California ’s San Francisco and San Jose both saw effective rent grow by more than 3% over the prior quarter, (an annual rate of 12%).
$3bn Pearl Dubai project reviewed
Pearl Dubai, a consortium of investors led by the Al Fahim group, has announced that it has acquired and reviewed the US$3bn project of the ‘Dubai Pearl’. The new project will respect sustainable development standards and should be completed by December 2010.
‘Dubai Pearl’ will be a business centre, with residential, cultural and entertainment areas with a total surface area greater than 1m sqm. It is being built in a special trade area called Tecom.

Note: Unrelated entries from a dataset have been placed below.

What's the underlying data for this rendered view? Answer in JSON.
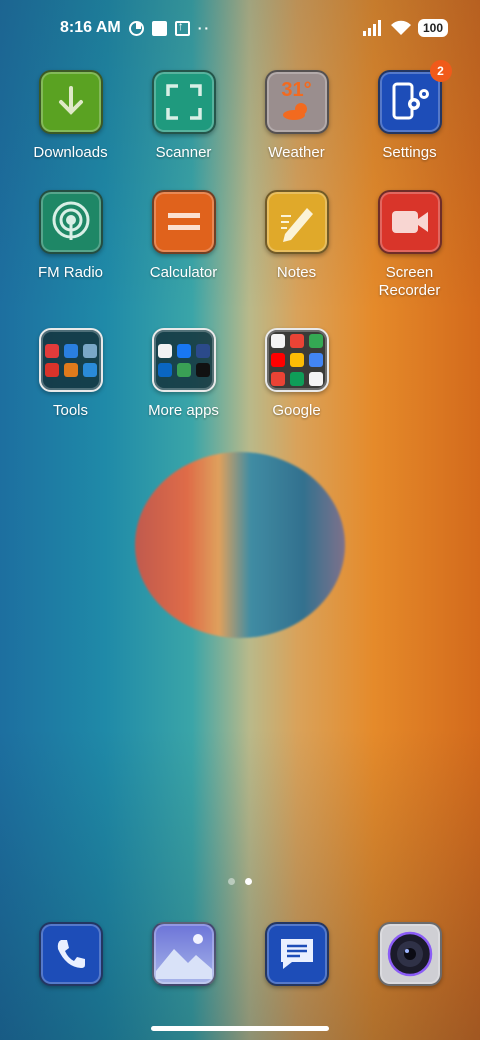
{
  "status_bar": {
    "time": "8:16 AM",
    "dots": "··",
    "battery": "100"
  },
  "apps": [
    {
      "label": "Downloads"
    },
    {
      "label": "Scanner"
    },
    {
      "label": "Weather",
      "temp": "31°"
    },
    {
      "label": "Settings",
      "badge": "2"
    },
    {
      "label": "FM Radio"
    },
    {
      "label": "Calculator"
    },
    {
      "label": "Notes"
    },
    {
      "label": "Screen Recorder"
    },
    {
      "label": "Tools"
    },
    {
      "label": "More apps"
    },
    {
      "label": "Google"
    }
  ],
  "page_indicator": {
    "pages": 2,
    "active_page": 2
  },
  "dock": [
    {
      "name": "phone"
    },
    {
      "name": "gallery"
    },
    {
      "name": "messages"
    },
    {
      "name": "camera"
    }
  ],
  "colors": {
    "downloads": "#5aa222",
    "scanner": "#1f9a7e",
    "weather": "#9a8e8e",
    "settings": "#1d4db8",
    "fm_radio": "#1e8766",
    "calculator": "#e0621c",
    "notes": "#e0a92a",
    "screen_recorder": "#d9352a",
    "badge": "#f05a1a"
  }
}
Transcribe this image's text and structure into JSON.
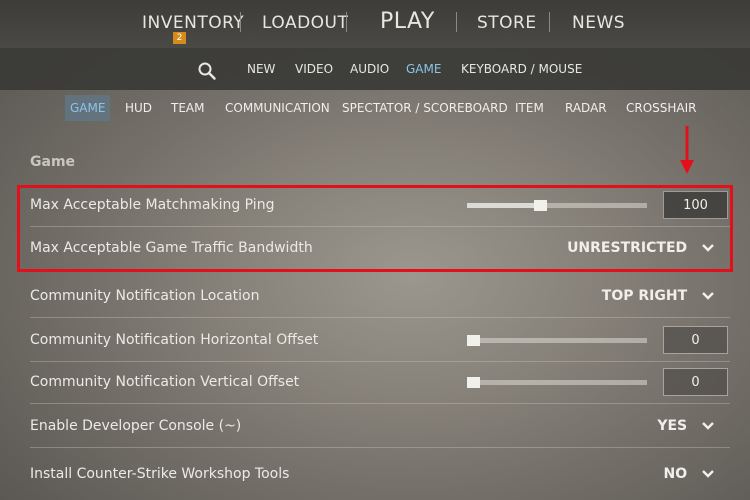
{
  "top_nav": {
    "items": [
      {
        "label": "INVENTORY",
        "badge": "2"
      },
      {
        "label": "LOADOUT"
      },
      {
        "label": "PLAY"
      },
      {
        "label": "STORE"
      },
      {
        "label": "NEWS"
      }
    ]
  },
  "settings_nav": {
    "search_icon": "search-icon",
    "items": [
      "NEW",
      "VIDEO",
      "AUDIO",
      "GAME",
      "KEYBOARD / MOUSE"
    ],
    "active": "GAME"
  },
  "game_tabs": {
    "items": [
      "GAME",
      "HUD",
      "TEAM",
      "COMMUNICATION",
      "SPECTATOR / SCOREBOARD",
      "ITEM",
      "RADAR",
      "CROSSHAIR"
    ],
    "active": "GAME"
  },
  "section": {
    "title": "Game"
  },
  "rows": [
    {
      "label": "Max Acceptable Matchmaking Ping",
      "type": "slider",
      "value": "100",
      "fraction": 0.4
    },
    {
      "label": "Max Acceptable Game Traffic Bandwidth",
      "type": "dropdown",
      "value": "UNRESTRICTED"
    },
    {
      "label": "Community Notification Location",
      "type": "dropdown",
      "value": "TOP RIGHT"
    },
    {
      "label": "Community Notification Horizontal Offset",
      "type": "slider",
      "value": "0",
      "fraction": 0.0
    },
    {
      "label": "Community Notification Vertical Offset",
      "type": "slider",
      "value": "0",
      "fraction": 0.0
    },
    {
      "label": "Enable Developer Console (~)",
      "type": "dropdown",
      "value": "YES"
    },
    {
      "label": "Install Counter-Strike Workshop Tools",
      "type": "dropdown",
      "value": "NO"
    }
  ],
  "colors": {
    "highlight": "#e3101b",
    "active_tab_text": "#8ec3e6",
    "badge": "#d58b19"
  }
}
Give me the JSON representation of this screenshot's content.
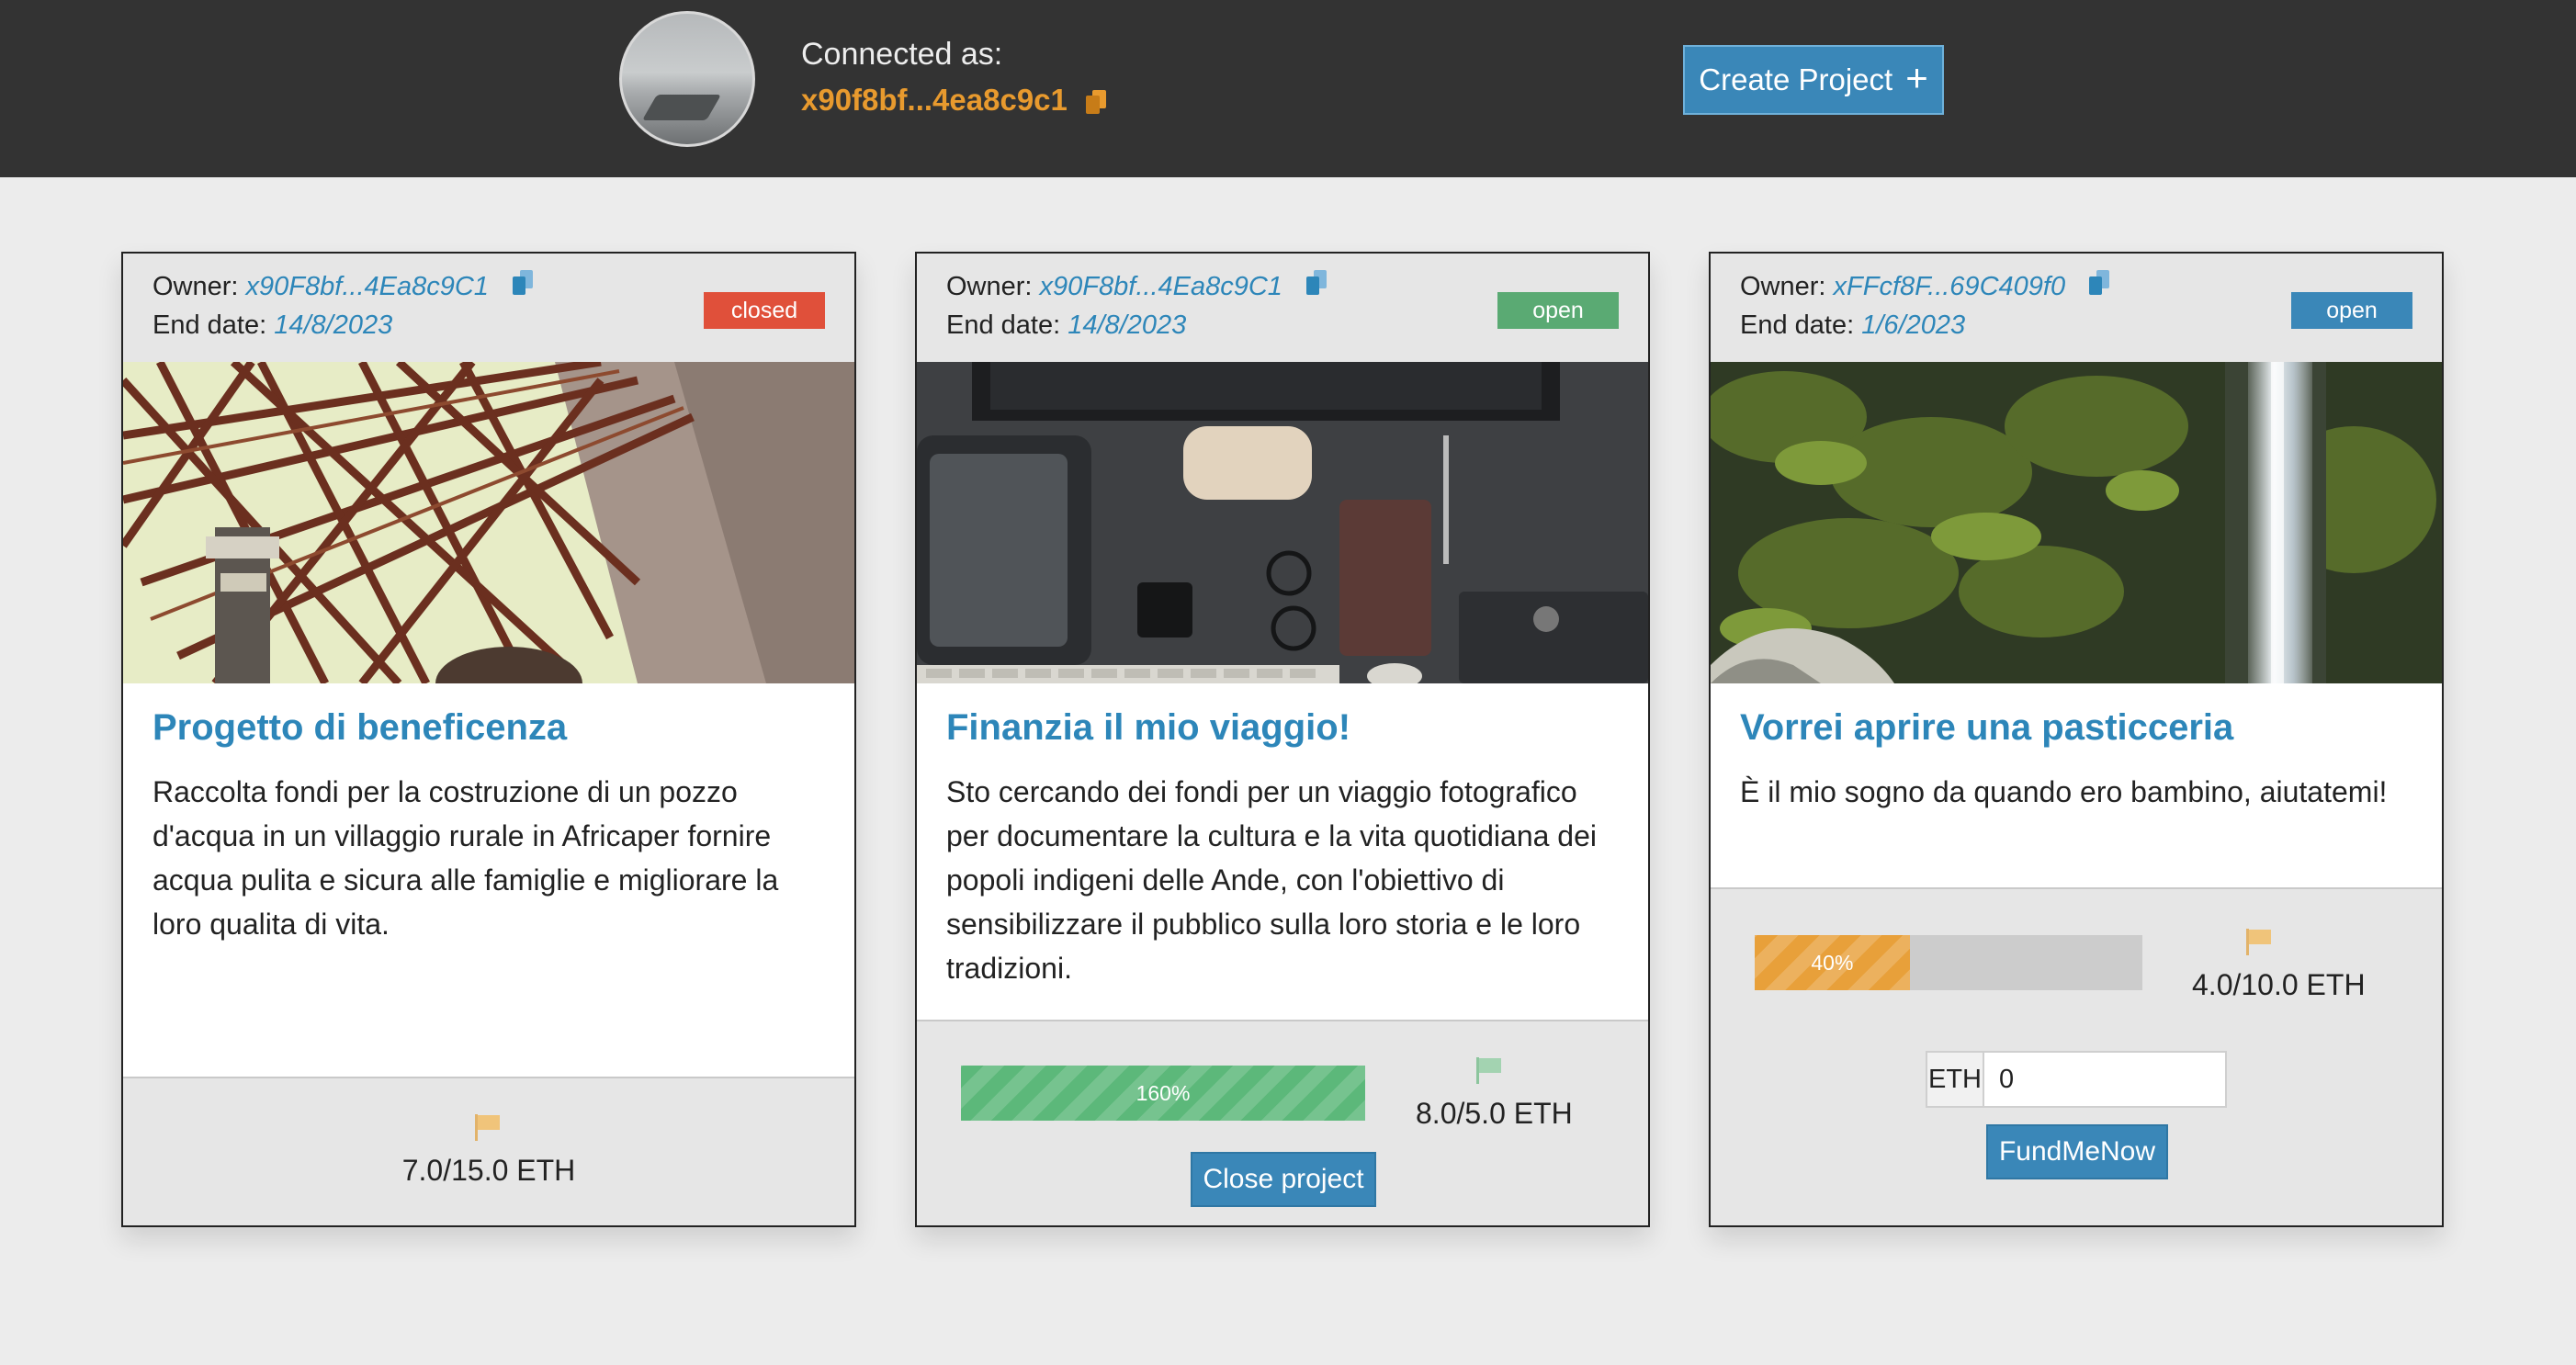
{
  "header": {
    "connected_label": "Connected as:",
    "address": "x90f8bf...4ea8c9c1",
    "create_button_label": "Create Project",
    "create_button_icon": "plus-icon"
  },
  "colors": {
    "header_bg": "#333333",
    "accent_blue": "#3a87b8",
    "accent_orange": "#e89a2e",
    "status_closed": "#e0503a",
    "status_open_green": "#5aaa73",
    "status_open_blue": "#3a87b8"
  },
  "projects": [
    {
      "owner_label": "Owner:",
      "owner": "x90F8bf...4Ea8c9C1",
      "end_label": "End date:",
      "end_date": "14/8/2023",
      "status": "closed",
      "title": "Progetto di beneficenza",
      "description": "Raccolta fondi per la costruzione di un pozzo d'acqua in un villaggio rurale in Africaper fornire acqua pulita e sicura alle famiglie e migliorare la loro qualita di vita.",
      "amount": "7.0/15.0 ETH"
    },
    {
      "owner_label": "Owner:",
      "owner": "x90F8bf...4Ea8c9C1",
      "end_label": "End date:",
      "end_date": "14/8/2023",
      "status": "open",
      "title": "Finanzia il mio viaggio!",
      "description": "Sto cercando dei fondi per un viaggio fotografico per documentare la cultura e la vita quotidiana dei popoli indigeni delle Ande, con l'obiettivo di sensibilizzare il pubblico sulla loro storia e le loro tradizioni.",
      "progress": 1.6,
      "progress_label": "160%",
      "amount": "8.0/5.0 ETH",
      "close_button_label": "Close project"
    },
    {
      "owner_label": "Owner:",
      "owner": "xFFcf8F...69C409f0",
      "end_label": "End date:",
      "end_date": "1/6/2023",
      "status": "open",
      "title": "Vorrei aprire una pasticceria",
      "description": "È il mio sogno da quando ero bambino, aiutatemi!",
      "progress": 0.4,
      "progress_label": "40%",
      "amount": "4.0/10.0 ETH",
      "input_addon": "ETH",
      "input_value": "0",
      "fund_button_label": "FundMeNow"
    }
  ]
}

The complex will rest on a huge circular podium that will be made into a multi-storey car-park. Nine towers, each 60 storeys high, will be built around the perimeter and they will all include luxury apartments, shops, restaurants, hotels, cinemas and a theatre with seating for 1,500-2,000 people.
New Zealand house price growth slows to 6.7%
Latest data from industry group the Real Estate Institute of New Zealand for December 2007 showed the median price of houses sold increased by 0.6% to NZ$352,000 over the previous month, with annual growth slowing to 6.7%.
The speed of annual price growth eased for the fourth month in a row in December.
However, government agency Quotable Value (QV) said prices have risen by 10% in December, compared to a year earlier, slowing from annual growth of 11.4% in November, the lowest annual growth rate in nine months.
QV spokesman Blue Hancock reportedly said in a statement: “The cost of borrowing and slowing immigration has softened demand. There is nothing in our statistics to suggest that this trend will not continue into 2008, with the spring market having failed to provide the usual resurgence.
The Reserve Bank of New Zealand raised its base rate by 1% to 8.25% last year over concerns about strong domestic spending, particularly in the housing market, and rates are widely expected to stay at that level for most of this year.
Annual price growth in Auckland slowed to 9.1% in December, from 10.6% in November, while house value growth in the capital Wellington eased to 11.4% from 11.6%.
The South Island’s main city, Christchurch, slowed to 8.2% from 9.9%.
London named most expensive office market with prices of £135 sq ft
Fueled by hedge funds driving up rental rates in prestigious West End developments, London pushed past Hong Kong to become the most expensive city to rent office space in the world. Rental rates in Mayfair reached £135 sq ft per annum in 2007, according to NAI Global’s 2008 Global Market Report. Rents in London increased by over £20 sq ft last year, a rise of over 17%.
Hong Kong had held the title for several years, and was a strong contender in 2007 with top rents of £134 sq ft. Hong Kong’s Class A rents climbed approximately 25-30% market-wide, reflecting robust market conditions.
New York City also narrowed the gap with peak rents of £114 sq ft reported for the most expensive space in Midtown Manhattan, where the Class A vacancy rate is 5.2% and most office space costs over £51 sq ft.
“Image-conscious investment managers are driving up rental rates in Mayfair, where peak rents are almost double the highest office rents in any other part of the city”, stated NAI Global President & CEO Jeffrey M. Finn. “Hong Kong tenants have had to contend with sky-high rental rates for several years now, but in London, New York City, San Francisco, Moscow and a few other major cities, the increases registered in 2007 pose a real challenge for companies with expiring leases that were originally signed in much more favorable market conditions.”